If this fellow practitioner hadn't given me a call, I would have continued to feel as if I were deviating from the Fa, and that I was no longer qualified to be a Fa-rectification disciple. Furthermore, I thought that Master would not take care of me because of my bad state in cultivation. However, Master Li cares about me as constantly and stably as the existence of the Sun and the Moon.
Although, I practiced on and off at home, Master didn't leave me alone. He arranged for the fellow practitioner to give me hints on the standpoint of the Fa. Master unconditionally cares for me. I heard that some disciples were "transformed" in Mainland China and I hope that they can read the article. Although you have gone astray in your cultivation, Master will never give up on you and he will take care of you the same as before. You will see that as long as you pay close attention. Master has been taking care of you day after day and year after year.

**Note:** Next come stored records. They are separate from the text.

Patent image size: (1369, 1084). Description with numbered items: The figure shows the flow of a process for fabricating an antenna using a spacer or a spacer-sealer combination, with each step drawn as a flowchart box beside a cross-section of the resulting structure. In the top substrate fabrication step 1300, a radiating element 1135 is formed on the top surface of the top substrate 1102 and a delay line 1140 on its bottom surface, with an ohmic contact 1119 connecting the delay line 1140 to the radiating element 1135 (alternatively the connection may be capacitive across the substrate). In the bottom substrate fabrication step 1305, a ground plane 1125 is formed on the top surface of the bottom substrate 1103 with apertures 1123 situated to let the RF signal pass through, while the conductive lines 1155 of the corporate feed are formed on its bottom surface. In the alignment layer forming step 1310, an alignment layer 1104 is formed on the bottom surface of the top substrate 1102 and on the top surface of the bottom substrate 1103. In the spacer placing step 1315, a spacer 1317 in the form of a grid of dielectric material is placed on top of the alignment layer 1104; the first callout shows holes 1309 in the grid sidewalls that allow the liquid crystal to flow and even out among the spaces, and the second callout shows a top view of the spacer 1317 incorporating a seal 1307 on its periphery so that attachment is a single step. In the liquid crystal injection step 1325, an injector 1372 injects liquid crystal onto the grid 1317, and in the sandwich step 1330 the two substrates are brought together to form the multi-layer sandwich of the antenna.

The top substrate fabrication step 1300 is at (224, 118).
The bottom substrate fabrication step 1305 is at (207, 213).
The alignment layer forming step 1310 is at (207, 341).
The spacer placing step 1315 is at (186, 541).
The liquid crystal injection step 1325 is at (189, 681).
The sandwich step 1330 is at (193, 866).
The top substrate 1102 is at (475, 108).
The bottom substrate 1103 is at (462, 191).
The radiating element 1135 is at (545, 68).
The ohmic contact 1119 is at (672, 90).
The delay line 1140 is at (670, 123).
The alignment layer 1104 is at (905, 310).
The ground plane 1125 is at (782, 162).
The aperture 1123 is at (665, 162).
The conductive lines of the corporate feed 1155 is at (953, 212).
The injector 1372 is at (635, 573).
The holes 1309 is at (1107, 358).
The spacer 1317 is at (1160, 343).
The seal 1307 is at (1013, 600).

Master said: "As a person, I have a habit: if I have a yard and I say only an inch of it, …" [Zhuan Falun, Lecture Eight: "Whoever practices cultivation will attain gong"]. In fact, I think Master is doing everything for us at any time but he just doesn't say it. What Master has done for us is far from what we can imagine.
I would like to tell everyone hat Master is doing everything for us at all times. Don't be discouraged when you face tribulations or conflicts in Fa-rectification.
I am sending forth righteous thoughts every day at the fixed times. I tell myself to do as much as I can to end the persecution as soon as possible. I firmly believe that the persecution will end at once if my thoughts are righteous enough.